It bears repeating: Muller’s article in Business Day offers an extremely misguided opinion on the imaginary value of pumping Sulphur Dioxide (SO2) into the atmosphere based on some rickety premises and a lack of appreciation of reality. Grasping at straw while gaslighting environmentalists reflects an aging sentimentality for coal that, put simply, we can no longer afford to entertain.

First, we must lay out the facts of the Medupi power station clearly. The project is offensively over-budget, and its completion painfully delayed. The initial cost was projected at R80 billion; this swelled up to R234 billion in 2019. Mired with design issues due, according to some experts, to corruption, Medupi’s final unit only achieved commercial operation in August this year. Muller seems to propose that Medupi is the victim of an imagined injustice. The truth of the matter is that Medupi and its myriad failures have cost South Africans time and money, contributed to load shedding, and fuelled the growing climate crisis.

While we often throw around figures in the billions, the scale of R1 billion is difficult for most people to intuitively conceptualise. R234 billion rand is equally difficult to imagine. For some perspective, air pollution costs South Africa R94.7 billion each year. That amount of money could build 653 schools, 40 healthcare facilities, or 35 000 houses. Muller seems to suggest ignoring this in favour of using SO2 (a consequence, not a benefit, of burning fossil fuels) to counter global warming. 

The science is clear: burning fossil fuels, such as coal, heats the planet with catastrophic effects. Burning coal releases a mix of pollutants into the atmosphere, with some of them having a heating effect (such as nitrogen dioxide), and some have a cooling effect. Muller seems to suggest that we continue to toxify the air and threaten the future of all life on this planet with these pollutants, because one of them – SO2 – might be able to cool the planet. One must ask: in what decade is Muller living? SO2 pollution has also been linked to thousands of annual deaths and other health problems in the highveld. These areas are not sparsely populated as Muller says in his article; there are people living there, and there are also people dying there. It is breathtakingly insensitive to discount the lived experiences of residents of coal-impacted areas.

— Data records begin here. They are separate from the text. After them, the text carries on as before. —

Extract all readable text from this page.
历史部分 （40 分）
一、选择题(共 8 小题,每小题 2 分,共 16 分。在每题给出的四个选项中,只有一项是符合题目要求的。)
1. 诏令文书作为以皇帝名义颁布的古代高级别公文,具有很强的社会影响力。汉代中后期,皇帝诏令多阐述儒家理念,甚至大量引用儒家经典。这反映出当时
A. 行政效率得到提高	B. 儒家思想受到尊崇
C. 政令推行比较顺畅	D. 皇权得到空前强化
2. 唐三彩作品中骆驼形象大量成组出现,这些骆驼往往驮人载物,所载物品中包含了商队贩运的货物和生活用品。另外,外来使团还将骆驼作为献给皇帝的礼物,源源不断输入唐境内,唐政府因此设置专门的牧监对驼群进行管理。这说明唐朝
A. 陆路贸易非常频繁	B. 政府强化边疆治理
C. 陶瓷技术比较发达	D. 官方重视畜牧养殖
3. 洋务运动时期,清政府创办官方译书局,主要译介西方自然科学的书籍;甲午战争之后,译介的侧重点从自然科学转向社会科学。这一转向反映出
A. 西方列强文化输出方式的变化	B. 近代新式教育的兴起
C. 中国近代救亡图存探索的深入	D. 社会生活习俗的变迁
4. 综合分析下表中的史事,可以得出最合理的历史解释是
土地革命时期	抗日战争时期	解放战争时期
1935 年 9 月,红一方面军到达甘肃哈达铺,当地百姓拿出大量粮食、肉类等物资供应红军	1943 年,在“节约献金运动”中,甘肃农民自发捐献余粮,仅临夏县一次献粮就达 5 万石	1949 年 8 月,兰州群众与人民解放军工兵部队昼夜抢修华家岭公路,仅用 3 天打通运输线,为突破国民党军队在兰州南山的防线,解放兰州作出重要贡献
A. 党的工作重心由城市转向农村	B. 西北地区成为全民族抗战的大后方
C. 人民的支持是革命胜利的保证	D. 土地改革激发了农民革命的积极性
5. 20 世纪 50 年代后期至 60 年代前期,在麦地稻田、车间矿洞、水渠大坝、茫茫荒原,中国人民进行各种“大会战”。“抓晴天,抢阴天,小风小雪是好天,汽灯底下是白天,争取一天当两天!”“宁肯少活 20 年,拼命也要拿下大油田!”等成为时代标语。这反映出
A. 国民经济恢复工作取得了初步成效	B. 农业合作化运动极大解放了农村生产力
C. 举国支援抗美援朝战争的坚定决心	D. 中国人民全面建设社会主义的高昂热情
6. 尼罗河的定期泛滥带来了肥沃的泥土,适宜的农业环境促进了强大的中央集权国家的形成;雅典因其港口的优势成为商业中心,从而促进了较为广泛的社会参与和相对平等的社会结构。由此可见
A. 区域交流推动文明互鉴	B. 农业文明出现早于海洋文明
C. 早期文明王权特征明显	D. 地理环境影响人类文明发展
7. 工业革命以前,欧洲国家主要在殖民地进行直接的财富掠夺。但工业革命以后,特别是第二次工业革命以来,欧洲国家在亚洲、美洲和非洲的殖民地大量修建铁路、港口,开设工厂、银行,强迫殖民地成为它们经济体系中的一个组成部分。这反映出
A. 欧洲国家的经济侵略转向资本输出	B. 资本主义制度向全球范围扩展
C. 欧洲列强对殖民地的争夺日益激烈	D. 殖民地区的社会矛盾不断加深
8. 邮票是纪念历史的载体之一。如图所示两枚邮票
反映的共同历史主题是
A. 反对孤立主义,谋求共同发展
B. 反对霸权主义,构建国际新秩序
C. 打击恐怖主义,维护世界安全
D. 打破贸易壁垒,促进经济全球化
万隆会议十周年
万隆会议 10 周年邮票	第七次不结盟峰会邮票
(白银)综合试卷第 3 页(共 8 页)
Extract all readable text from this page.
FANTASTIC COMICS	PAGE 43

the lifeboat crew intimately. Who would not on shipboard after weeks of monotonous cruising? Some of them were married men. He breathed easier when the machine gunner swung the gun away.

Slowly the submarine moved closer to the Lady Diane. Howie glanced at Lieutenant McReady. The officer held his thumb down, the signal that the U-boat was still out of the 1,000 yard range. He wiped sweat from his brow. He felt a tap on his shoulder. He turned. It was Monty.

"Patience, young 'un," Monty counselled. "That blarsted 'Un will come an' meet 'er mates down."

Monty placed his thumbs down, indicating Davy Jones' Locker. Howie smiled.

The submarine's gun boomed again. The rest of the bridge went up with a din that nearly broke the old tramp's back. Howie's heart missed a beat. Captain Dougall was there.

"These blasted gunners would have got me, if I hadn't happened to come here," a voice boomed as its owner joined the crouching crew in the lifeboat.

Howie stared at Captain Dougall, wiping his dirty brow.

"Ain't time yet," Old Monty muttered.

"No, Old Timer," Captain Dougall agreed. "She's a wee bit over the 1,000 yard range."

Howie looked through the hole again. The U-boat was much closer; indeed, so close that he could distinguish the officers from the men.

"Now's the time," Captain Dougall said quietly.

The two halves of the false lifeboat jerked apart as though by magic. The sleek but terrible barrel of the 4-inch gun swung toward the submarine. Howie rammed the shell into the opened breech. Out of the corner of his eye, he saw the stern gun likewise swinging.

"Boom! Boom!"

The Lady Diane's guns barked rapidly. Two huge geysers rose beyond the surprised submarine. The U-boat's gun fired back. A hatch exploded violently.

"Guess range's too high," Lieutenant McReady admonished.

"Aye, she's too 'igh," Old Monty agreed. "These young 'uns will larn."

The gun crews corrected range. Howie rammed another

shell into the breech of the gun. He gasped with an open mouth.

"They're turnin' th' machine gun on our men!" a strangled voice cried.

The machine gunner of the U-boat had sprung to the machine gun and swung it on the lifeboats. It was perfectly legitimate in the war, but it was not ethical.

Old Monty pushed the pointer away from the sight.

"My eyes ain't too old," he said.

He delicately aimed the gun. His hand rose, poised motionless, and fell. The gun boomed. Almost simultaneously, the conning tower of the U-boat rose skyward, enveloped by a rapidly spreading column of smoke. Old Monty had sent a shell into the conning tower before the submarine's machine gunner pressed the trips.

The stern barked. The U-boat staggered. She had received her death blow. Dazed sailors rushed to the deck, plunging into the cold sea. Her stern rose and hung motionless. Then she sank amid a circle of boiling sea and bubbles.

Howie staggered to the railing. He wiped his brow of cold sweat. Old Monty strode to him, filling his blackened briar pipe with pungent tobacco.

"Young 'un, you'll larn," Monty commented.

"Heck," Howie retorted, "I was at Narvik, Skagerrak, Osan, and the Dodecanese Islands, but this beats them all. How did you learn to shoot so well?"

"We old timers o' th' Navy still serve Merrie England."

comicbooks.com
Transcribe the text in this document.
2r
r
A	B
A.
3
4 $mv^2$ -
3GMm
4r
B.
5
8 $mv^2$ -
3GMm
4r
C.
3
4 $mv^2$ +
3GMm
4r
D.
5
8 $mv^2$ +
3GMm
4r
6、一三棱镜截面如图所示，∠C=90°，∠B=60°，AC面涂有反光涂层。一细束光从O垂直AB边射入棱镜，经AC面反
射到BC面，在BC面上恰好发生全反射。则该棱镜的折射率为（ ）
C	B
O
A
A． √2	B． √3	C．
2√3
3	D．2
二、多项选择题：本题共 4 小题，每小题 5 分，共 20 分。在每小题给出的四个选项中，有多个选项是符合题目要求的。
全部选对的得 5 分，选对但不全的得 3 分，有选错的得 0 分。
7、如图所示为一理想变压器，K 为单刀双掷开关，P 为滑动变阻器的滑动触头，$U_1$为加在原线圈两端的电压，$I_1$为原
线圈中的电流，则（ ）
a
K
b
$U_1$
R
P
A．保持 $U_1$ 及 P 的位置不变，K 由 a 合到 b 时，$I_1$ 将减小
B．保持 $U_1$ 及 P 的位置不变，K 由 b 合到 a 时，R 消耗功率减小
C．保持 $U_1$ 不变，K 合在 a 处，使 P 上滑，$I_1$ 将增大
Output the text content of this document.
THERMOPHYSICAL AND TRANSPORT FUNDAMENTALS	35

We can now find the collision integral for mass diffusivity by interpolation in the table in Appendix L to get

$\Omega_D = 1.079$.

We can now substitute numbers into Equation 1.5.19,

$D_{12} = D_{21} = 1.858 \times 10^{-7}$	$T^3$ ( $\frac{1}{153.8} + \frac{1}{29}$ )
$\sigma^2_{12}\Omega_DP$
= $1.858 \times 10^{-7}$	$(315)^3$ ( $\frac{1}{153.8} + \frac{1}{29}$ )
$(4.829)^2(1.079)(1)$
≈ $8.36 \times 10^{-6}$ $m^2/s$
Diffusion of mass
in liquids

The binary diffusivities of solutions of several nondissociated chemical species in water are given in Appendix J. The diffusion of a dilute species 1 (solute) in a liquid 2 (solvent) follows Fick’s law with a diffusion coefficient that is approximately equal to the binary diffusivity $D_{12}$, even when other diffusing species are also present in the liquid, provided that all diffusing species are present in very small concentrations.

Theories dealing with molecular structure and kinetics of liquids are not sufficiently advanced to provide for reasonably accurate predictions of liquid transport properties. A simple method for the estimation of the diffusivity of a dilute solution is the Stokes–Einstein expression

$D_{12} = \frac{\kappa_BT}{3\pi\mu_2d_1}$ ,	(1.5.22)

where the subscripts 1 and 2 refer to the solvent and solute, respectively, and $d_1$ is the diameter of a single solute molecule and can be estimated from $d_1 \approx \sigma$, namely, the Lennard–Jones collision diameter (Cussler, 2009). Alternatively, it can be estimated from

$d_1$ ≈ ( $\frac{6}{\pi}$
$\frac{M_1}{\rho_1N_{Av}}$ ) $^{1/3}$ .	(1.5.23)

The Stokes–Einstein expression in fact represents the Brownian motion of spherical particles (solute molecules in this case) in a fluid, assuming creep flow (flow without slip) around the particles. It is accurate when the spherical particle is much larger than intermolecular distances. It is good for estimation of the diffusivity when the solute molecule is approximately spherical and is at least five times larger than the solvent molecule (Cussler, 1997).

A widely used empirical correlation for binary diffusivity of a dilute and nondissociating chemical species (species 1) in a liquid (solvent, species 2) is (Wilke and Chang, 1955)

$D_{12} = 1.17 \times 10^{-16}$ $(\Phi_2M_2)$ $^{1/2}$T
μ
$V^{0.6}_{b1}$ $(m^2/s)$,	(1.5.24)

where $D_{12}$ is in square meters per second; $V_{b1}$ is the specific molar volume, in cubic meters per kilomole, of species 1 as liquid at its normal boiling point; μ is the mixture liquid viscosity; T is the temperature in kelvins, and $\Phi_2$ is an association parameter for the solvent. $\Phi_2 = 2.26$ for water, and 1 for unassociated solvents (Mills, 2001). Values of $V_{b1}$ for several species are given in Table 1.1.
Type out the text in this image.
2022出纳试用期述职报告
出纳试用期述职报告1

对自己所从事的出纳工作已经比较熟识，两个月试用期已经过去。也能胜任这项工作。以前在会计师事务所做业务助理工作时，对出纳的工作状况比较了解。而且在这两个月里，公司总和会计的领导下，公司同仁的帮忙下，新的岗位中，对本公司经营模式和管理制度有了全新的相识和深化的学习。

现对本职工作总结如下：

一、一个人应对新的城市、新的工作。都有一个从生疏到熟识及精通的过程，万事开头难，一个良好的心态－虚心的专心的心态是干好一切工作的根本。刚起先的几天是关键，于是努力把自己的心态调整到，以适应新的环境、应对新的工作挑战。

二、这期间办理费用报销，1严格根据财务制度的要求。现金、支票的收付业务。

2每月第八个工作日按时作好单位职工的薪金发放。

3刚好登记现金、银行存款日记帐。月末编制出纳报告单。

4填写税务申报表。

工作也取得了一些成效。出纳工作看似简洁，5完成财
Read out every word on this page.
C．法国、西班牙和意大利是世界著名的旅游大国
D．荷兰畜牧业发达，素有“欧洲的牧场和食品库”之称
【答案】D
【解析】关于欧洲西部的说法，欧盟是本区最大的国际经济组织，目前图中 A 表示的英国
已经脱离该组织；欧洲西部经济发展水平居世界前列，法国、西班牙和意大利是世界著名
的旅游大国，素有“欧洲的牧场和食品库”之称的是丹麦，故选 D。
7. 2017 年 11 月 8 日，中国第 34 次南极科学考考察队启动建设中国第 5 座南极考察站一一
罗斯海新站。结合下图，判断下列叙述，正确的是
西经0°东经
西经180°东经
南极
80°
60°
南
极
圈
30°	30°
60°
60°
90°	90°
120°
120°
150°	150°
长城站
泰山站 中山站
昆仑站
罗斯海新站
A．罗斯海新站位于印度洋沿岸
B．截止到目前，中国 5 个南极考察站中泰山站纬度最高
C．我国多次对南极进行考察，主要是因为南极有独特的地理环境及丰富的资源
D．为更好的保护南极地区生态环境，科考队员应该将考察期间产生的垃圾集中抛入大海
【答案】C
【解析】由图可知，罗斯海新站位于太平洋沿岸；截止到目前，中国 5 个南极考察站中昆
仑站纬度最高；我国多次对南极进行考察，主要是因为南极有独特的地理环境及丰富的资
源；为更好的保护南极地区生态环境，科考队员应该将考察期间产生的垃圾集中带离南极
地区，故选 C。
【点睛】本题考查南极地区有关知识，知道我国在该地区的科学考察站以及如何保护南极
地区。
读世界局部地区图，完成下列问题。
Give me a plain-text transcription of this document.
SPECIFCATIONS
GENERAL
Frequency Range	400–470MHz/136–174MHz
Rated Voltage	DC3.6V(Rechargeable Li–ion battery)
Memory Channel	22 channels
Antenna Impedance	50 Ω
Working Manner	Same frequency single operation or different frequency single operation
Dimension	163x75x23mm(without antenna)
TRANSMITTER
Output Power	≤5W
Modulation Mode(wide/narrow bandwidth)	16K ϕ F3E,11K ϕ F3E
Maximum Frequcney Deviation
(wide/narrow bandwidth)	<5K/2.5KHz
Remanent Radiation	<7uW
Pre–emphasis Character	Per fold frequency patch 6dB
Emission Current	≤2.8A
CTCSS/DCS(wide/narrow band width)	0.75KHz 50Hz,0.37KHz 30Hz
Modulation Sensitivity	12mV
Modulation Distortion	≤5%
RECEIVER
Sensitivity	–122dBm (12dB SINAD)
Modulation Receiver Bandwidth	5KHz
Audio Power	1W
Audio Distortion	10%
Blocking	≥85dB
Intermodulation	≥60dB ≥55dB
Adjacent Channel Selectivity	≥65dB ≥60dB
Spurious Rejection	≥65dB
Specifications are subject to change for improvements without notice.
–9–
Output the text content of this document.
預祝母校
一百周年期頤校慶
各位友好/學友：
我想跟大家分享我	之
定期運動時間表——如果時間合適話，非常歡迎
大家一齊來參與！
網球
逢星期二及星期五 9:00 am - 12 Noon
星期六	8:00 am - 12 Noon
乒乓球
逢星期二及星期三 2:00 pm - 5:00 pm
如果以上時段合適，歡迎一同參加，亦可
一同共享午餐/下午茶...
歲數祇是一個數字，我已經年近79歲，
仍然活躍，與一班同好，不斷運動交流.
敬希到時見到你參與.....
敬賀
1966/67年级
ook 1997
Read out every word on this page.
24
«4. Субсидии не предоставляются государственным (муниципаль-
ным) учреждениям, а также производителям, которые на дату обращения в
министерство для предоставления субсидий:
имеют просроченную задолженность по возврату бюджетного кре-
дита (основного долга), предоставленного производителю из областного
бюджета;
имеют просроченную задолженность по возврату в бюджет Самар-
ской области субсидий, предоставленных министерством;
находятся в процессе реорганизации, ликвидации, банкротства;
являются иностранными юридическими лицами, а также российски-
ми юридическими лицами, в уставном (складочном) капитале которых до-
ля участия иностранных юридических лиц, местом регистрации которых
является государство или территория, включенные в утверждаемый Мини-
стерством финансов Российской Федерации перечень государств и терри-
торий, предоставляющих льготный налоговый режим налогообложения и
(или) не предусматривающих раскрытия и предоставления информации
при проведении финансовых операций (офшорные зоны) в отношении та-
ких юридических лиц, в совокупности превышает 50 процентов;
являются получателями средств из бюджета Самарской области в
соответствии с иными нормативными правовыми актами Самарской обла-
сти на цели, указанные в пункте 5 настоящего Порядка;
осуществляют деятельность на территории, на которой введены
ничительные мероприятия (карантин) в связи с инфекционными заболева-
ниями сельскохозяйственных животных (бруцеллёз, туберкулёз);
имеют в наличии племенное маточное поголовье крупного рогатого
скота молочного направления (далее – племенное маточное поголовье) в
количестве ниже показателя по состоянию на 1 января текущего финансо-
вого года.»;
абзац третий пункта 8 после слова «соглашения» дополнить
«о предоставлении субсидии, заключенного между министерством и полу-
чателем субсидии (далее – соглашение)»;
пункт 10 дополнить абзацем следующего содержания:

Research including the IPCC report and Greenpeace Africa’s own report on the rising frequency of extreme weather events titled Weathering the Storm confirm what we already know, in much sharper focus: climate change is not a distant disaster; we are witnessing it unfold before our very eyes. There is significantly more evidence that extreme weather events are attributable to human activity. The rates of sea-level rise and ice loss have accelerated. Some long-term effects are already locked in, and the more greenhouse gases we emit, the worse it will get. 

Over the last year alone, floods, landslides, and tropical storms have taken lives, destroyed infrastructure, and threatened livelihoods across the continent. Parts of South Africa were battered by Tropical Cyclone Eloise. Infrastructure was destroyed, and people died. Tropical Cyclone Guambe displaced over 27 000 people in Mozambique. Cyclone Gati affected 180 000 Somalians, leaving nine people dead. 

It is worryingly easy for proponents of coal to erase these lives and material losses from the conversation about our collective future. It is an artefact of old thinking, that development must be favoured above all else, that we must continue to extract from the Earth in order to develop, and even in the face of the gravest consequences, we must not take our eyes off the capitalist prize. 

Environmental organisations and activists are fighting for the future of all life on the planet. Mike Muller is fighting for a rock that will trap us in a future of misery, extreme weather, and death.